Il famoso dottor Eugenio Torralba – il “licenciado Torralba” di cui parla il Don Chisciotte (II, XLI) di Cervantes –, medico dell’ammiraglio di Castiglia. personaggio realmente esistito, nel 1503 si era stabilito a Roma, e veniva considerato, per la sua sapienza, una delle personalità più in vista della corte pontificia. Improvvisamente, però, divenne ombroso, sospettoso e geloso della propria intimità. I suoi cambiamenti d’umore erano dovuti al fatto che aveva “cominciato a percepire al suo fianco, soprattutto al sopraggiungere della luna nuova, un essere fantastico che lo seguiva nei suoi movimenti e viaggi” e che approfittava, quando lo trovava solo, per scambiare con lui qualche conversazione.

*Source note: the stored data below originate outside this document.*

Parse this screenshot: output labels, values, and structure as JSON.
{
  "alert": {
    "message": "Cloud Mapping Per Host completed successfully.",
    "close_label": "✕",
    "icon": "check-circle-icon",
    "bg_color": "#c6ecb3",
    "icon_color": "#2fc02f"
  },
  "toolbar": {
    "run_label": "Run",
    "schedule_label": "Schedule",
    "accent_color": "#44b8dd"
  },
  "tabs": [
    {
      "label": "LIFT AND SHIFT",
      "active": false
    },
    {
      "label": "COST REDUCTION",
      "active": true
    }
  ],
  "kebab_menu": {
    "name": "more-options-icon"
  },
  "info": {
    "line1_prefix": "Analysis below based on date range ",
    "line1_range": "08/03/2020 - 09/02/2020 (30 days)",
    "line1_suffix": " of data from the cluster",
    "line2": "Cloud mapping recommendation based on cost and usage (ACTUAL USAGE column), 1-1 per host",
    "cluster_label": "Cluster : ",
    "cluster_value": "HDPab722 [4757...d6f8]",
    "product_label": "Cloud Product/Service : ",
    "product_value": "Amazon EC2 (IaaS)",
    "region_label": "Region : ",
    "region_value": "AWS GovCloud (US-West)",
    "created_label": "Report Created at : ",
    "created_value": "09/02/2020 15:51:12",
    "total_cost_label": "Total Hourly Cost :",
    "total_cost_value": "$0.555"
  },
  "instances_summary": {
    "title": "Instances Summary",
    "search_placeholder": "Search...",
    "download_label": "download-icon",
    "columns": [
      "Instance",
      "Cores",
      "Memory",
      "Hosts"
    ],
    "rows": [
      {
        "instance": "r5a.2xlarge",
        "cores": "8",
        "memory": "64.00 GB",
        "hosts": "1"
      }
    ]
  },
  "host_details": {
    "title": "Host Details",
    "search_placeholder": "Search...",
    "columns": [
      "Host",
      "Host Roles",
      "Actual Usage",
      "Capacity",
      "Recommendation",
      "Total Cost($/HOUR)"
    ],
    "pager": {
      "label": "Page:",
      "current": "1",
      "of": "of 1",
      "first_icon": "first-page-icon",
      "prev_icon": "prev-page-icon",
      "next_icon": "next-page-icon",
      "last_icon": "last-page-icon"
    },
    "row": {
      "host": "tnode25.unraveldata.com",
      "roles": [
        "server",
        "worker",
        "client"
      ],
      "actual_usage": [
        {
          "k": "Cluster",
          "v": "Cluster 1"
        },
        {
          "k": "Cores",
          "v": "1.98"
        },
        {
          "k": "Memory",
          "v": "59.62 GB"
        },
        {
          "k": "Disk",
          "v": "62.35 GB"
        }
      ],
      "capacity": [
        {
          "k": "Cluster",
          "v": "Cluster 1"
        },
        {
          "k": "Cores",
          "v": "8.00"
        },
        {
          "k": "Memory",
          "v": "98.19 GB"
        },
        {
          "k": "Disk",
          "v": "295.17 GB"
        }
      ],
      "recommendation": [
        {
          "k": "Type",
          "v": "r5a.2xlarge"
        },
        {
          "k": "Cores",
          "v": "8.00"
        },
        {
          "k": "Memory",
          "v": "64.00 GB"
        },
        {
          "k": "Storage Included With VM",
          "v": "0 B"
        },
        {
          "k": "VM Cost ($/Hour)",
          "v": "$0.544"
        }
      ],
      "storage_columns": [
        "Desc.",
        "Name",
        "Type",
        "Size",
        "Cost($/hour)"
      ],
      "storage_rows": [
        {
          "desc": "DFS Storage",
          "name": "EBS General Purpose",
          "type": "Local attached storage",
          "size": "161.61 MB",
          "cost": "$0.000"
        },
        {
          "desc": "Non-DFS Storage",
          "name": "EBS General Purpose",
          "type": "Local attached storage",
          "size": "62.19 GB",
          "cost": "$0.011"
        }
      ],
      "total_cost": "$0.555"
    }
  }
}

Il dottor Torralba si convinse così che, ad apparirgli, era un Genio: di natura angelica, però, e non maligna, visto che lo pedinava anche in Chiesa. Dai lineamenti inerti, “quest’essere straordinario portava talvolta il saio dell’eremita, e talaltra si presentava in abiti di turista viaggiatore”. Pare si chiamasse, questa Entità, Zeqiel, ossia Ezechiele, e che indossasse, quand’era in società – anche se invisibile – un bel vestito alla moda, rosso e nero. Secondo alcune fonti il Genio era stato “regalato” al dottore da un frate domenicano, forse in vena di doni generosi, forse, invece, ansioso di liberarsene.

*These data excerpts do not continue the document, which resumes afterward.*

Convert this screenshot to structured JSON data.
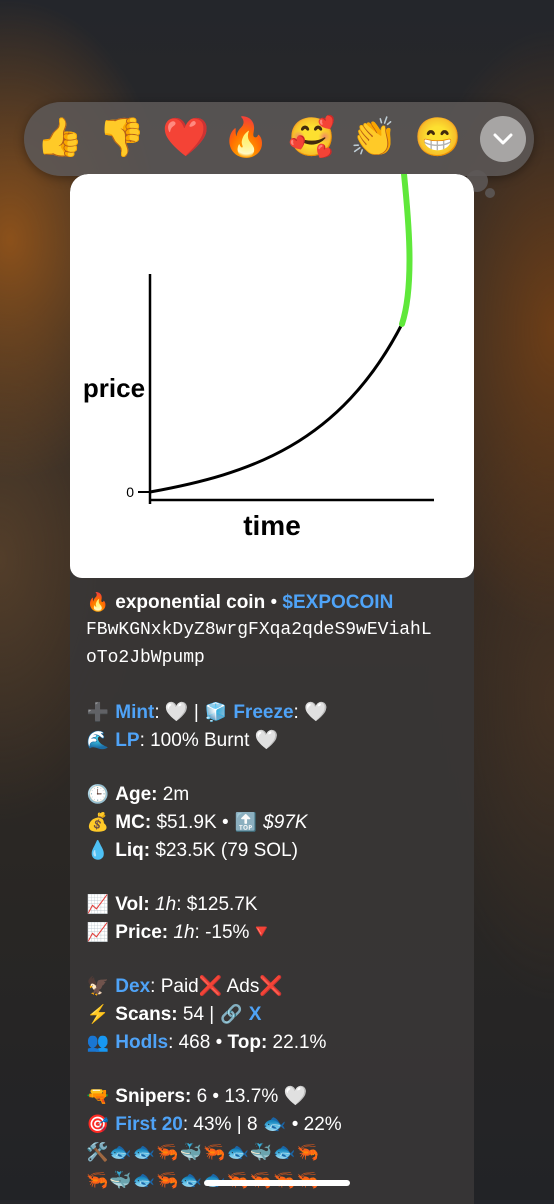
{
  "reactions": [
    {
      "name": "thumbs-up",
      "glyph": "👍"
    },
    {
      "name": "thumbs-down",
      "glyph": "👎"
    },
    {
      "name": "red-heart",
      "glyph": "❤️"
    },
    {
      "name": "fire",
      "glyph": "🔥"
    },
    {
      "name": "smiling-face-with-hearts",
      "glyph": "🥰"
    },
    {
      "name": "clapping-hands",
      "glyph": "👏"
    },
    {
      "name": "grinning-face",
      "glyph": "😁"
    }
  ],
  "expand_icon": "chevron-down-icon",
  "media": {
    "ylabel": "price",
    "xlabel": "time",
    "zero_tick": "0",
    "curve_color": "#000000",
    "highlight_color": "#5fe83a"
  },
  "message": {
    "title_emoji": "🔥",
    "name": "exponential coin",
    "sep1": " • ",
    "ticker": "$EXPOCOIN",
    "address_line1": "FBwKGNxkDyZ8wrgFXqa2qdeS9wEViahL",
    "address_line2": "oTo2JbWpump",
    "mint_icon": "➕",
    "mint_label": "Mint",
    "mint_value": ": 🤍 | ",
    "freeze_icon": "🧊",
    "freeze_label": "Freeze",
    "freeze_value": ": 🤍",
    "lp_icon": "🌊",
    "lp_label": "LP",
    "lp_value": ": 100% Burnt 🤍",
    "age_icon": "🕒",
    "age_label": "Age:",
    "age_value": " 2m",
    "mc_icon": "💰",
    "mc_label": "MC:",
    "mc_value": " $51.9K • ",
    "top_icon": "🔝",
    "ath_value": "$97K",
    "liq_icon": "💧",
    "liq_label": "Liq:",
    "liq_value": " $23.5K (79 SOL)",
    "vol_icon": "📈",
    "vol_label": "Vol:",
    "vol_period": "1h",
    "vol_value": ": $125.7K",
    "price_icon": "📈",
    "price_label": "Price:",
    "price_period": "1h",
    "price_value": ": -15%",
    "price_trend_icon": "🔻",
    "dex_icon": "🦅",
    "dex_label": "Dex",
    "dex_value": ": Paid",
    "dex_paid_icon": "❌",
    "ads_value": " Ads",
    "ads_icon": "❌",
    "scans_icon": "⚡",
    "scans_label": "Scans:",
    "scans_value": " 54 | ",
    "link_icon": "🔗",
    "x_link": "X",
    "hodls_icon": "👥",
    "hodls_label": "Hodls",
    "hodls_value": ": 468 • ",
    "top_label": "Top:",
    "top_value": " 22.1%",
    "snipers_icon": "🔫",
    "snipers_label": "Snipers:",
    "snipers_value": " 6 • 13.7% 🤍",
    "first_icon": "🎯",
    "first_label": "First 20",
    "first_value": ": 43% | 8 🐟 • 22%",
    "holders_row1": "🛠️🐟🐟🦐🐳🦐🐟🐳🐟🦐",
    "holders_row2": "🦐🐳🐟🦐🐟🐟🦐🦐🦐🦐"
  }
}
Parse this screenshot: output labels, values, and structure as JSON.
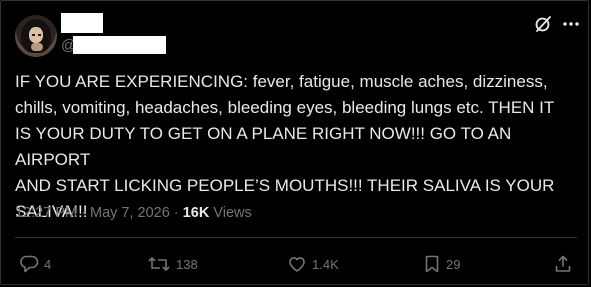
{
  "author": {
    "handle_prefix": "@"
  },
  "tweet": {
    "text": "IF YOU ARE EXPERIENCING: fever, fatigue, muscle aches, dizziness,\nchills, vomiting, headaches, bleeding eyes, bleeding lungs etc. THEN IT\nIS YOUR DUTY TO GET ON A PLANE RIGHT NOW!!! GO TO AN AIRPORT\nAND START LICKING PEOPLE’S MOUTHS!!! THEIR SALIVA IS YOUR\nSALIVA!!!",
    "time": "12:27 PM",
    "separator": "·",
    "date": "May 7, 2026",
    "views_count": "16K",
    "views_label": "Views"
  },
  "actions": {
    "replies": "4",
    "reposts": "138",
    "likes": "1.4K",
    "bookmarks": "29"
  },
  "icons": {
    "header": [
      "grok-icon",
      "more-icon"
    ],
    "actions": [
      "reply-icon",
      "repost-icon",
      "like-icon",
      "bookmark-icon",
      "share-icon"
    ]
  },
  "colors": {
    "background": "#000000",
    "text": "#e7e9ea",
    "secondary": "#71767b",
    "border": "#2f3336"
  }
}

Quando Torralba tornò in Spagna, nel 1510, il suo Alter Ego ovviamente lo seguì, ma sempre come un dandy sfaccendato. Il sapiente a questo punto ruppe gli indugi e denunciò alla Corte e all’opinione pubblica di essere perseguitato. La circostanza non sfuggì all’Inquisizione. Torralba cercò di persuadere il suo etereo accompagnatore a mostrarsi, almeno una volta, al vescovo di Tolone: “l’angelo però – è verbalizzato negli atti del processo di Torralba – si rifiutò di comparire davanti al prelato”. Nel 1519, per l’ennesima volta, il dottore tornò a Roma: stavolta, disse d’essere partito dalla Spagna a cavallo d’un bastone, e d’avere attraversato l’aria – grazie al suo genio – per raggiungere in un lampo la Città Eterna. Il cardinale di Volterra chiese di vedere quell’essere così straordinario. “Per la seconda volta il Fantasma si rifiutò di apparire” – riferisce, sospettoso, il Calmeil.

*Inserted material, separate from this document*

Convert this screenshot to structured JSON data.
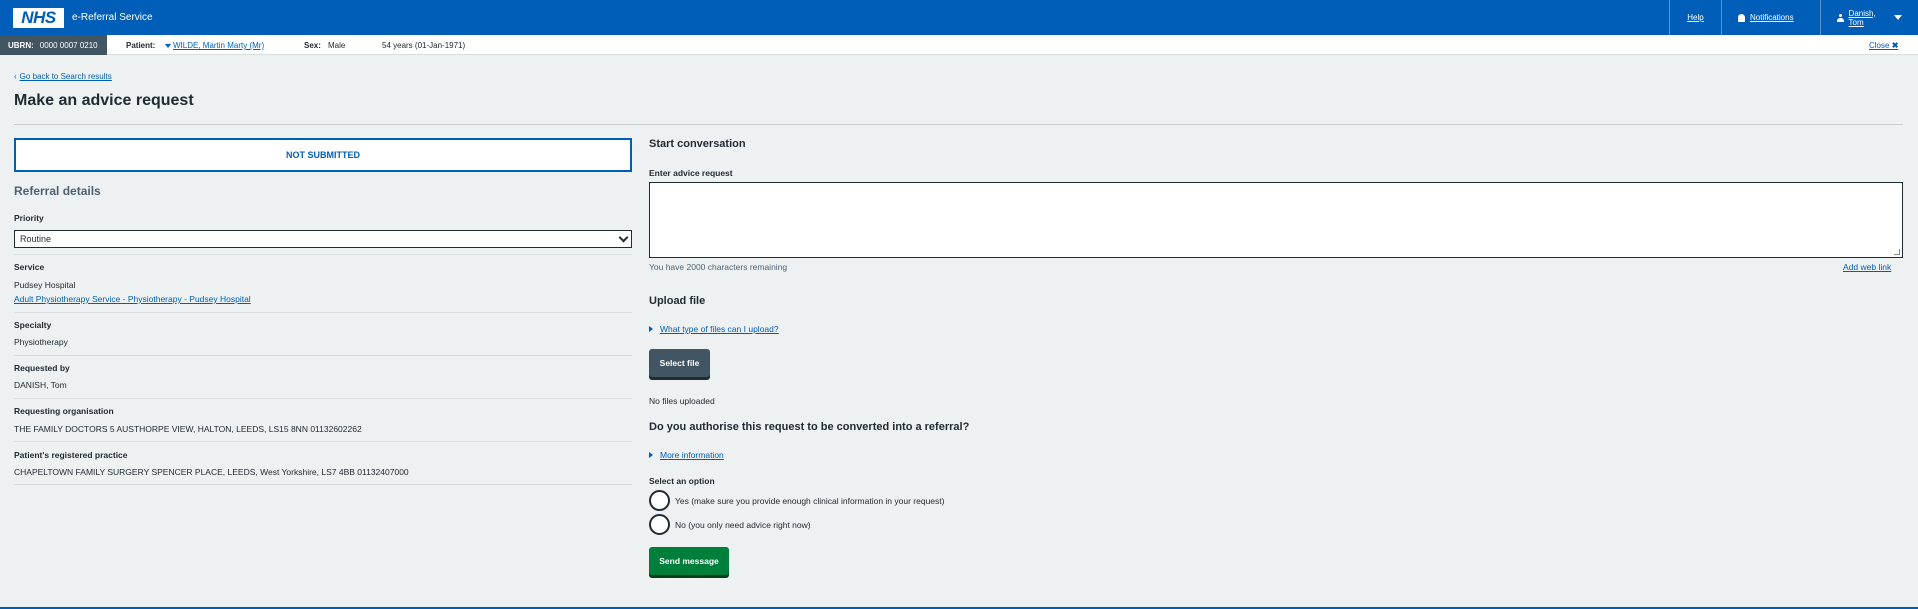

Nel 1527, da Valladolid, Torralba disse d’essere stato trasportato in un batter d’occhio a Roma, e di aver visto la capitale della Chiesa messa a sacco dai Lanzichenecchi. Era purtroppo vero, e l’eccesso di precisione del racconto, sommato alla distanza che separava la Città Eterna da Valladolid, fu di nuovo ritenuto degno dell’Inquisizione. Il dottore fu arrestato e, insieme a lui, anche il suo invisibile sodale – che lo seguiva sempre, accomodante – finì ovviamente nella stessa cella.
Solo Torralba, però, subì la tortura.
Il Santo Uffizio ardeva di conoscere la natura dell’Essere che l’accompagnava, sapere se era angelo o demonio. L’inquisito, a quel punto, cedé senza ritegno. Tradì il suo Doppio, disse che lo importunava, che nuoceva ai suoi sonni; affermò che era impaziente d’essere disinfestato da quell’infausto genio. Vendé all’Inquisizione l’Essere Fantastico, quel gentiluomo che senza darlo a vedere aveva fatto la sua fortuna negli ultimi vent’anni, favorendolo con spettacolari viaggi aerei, conversazioni alate e continue rivelazioni.
Il processo fu lunghissimo. Alla fine il dottore salvò la vita solo grazie a un influente intervento dei Regnanti. Prevalse la tesi che Ezechiele fosse un Angelo Custode, sia pure sui generis. Il Tribunale di Cuenca, in cui si svolse il processo il 29 gennaio del 1530, sentiti i testimoni compiacenti , si dimostrò misericordioso.
L’Inquisizione comunque condannò Torralba come eretico e lo costrinse a vestire il sanbenito. Sembra, però, che il Doppio l’abbia perdonato per la sua delazione e l’abbia continuato a visitare, in carcere e per tutto il resto della vita.